The accidental breakthrough came during an experiment originally intended to suppress the obese man's appetite, using the increasingly successful technique of deep-brain stimulation. Electrodes were pushed into the man's brain and stimulated with an electric current. Instead of losing appetite, the patient instead had an intense experience of déjà vu. He recalled, in intricate detail, a scene from 30 years earlier. More tests showed his ability to learn was dramatically improved when the current was switched on and his brain stimulated.
I'll mend broken Britain reports the Sun
DAVID Cameron yesterday unveiled his plans to mend Broken Britain . . . and give power back to the police.
In an exclusive Sun interview he said officers could be given free rein to stop and search youngsters on the street.
Tough rules — introduced in the 1984 Police and Criminal Evidence Act after complaints from civil liberties groups that black and Asian youths were deliberately targeted by cops — face being SCRAPPED.
New stop and search powers planned reports the Telegraph
A report by former RUC chief Sir Ronnie Flanaghan was delivered to the Home Office and Downing Street yesterday.
It recommends stripping out the bureaucracy that hampers police who want to stop suspects. Senior officers have long complained that form filling and procedures brought in to protect minorities is allowing criminals to escape justice.
The Mirror reports that
'Climate is threat to health'
Climate change could become a bigger health threat than smoking, boozing or obesity, it was claimed yesterday.

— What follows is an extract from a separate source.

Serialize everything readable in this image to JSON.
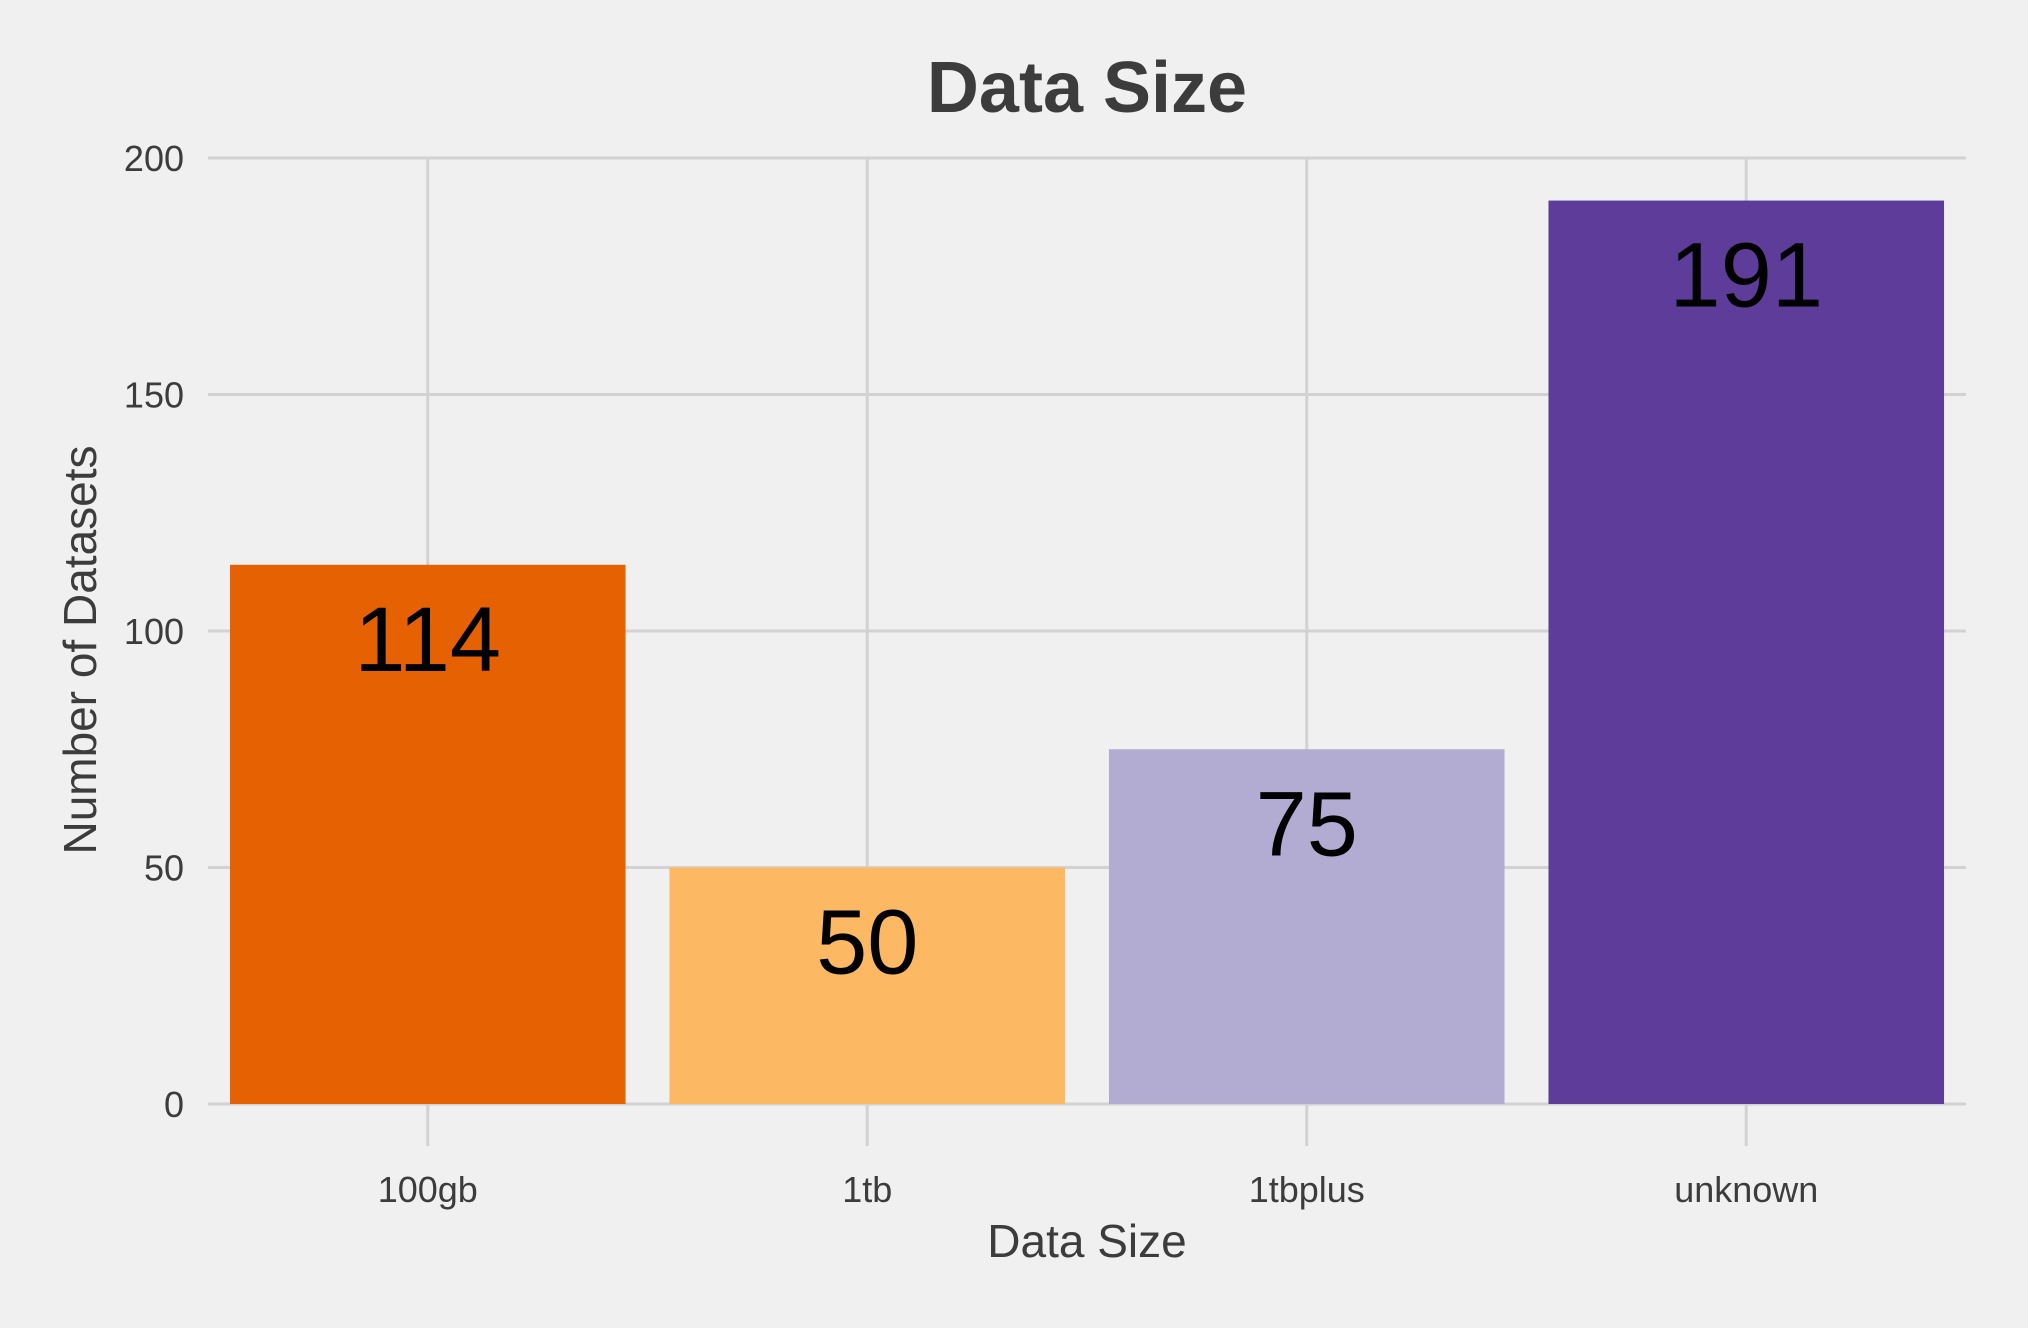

Prof Ian Gilmore, head of the Royal College of Physicians, warned Britain could face more asthma as pollution rose, more heat-wave deaths and diseases such as malaria arriving.
There would be a "knock-on effect to health in this country if there is global starvation and drought", he told a London conference.
Worldwide more natural disasters and threats to food and water supplies would affect health and stretch health services.
Julie Christie marries long-term partner reports the Telegraph
After insisting for decades that she saw “no reason” ever to marry, Julie Christie has finally wed her long-term partner Duncan Campbell.The Oscar-winning actress, 66, told her brother Clive Christie that she and Mr Campbell had married in a secret ceremony in India two months ago.
Christie, who won the Screen Actors Guild award for best screen actress three days ago and who has spent decades shunning the limelight, has been with Mr Campbell, a journalist, for 28 years.
Finally the Guardian reports
Nudist flights ready for take-off
A German travel agent has come up with the ultimate in no-frills flying - a charter flight for passengers who want to fly naked. Naturist holidays are particularly popular among east Germans, who like nothing better than to stretch out on a beach in the nude. "The flight can be enjoyed as God intended," said OssiUrlaub, a company specialising in selling to holidaymakers from the former east. "For the first time, passengers in Germany can fly completely in the nude."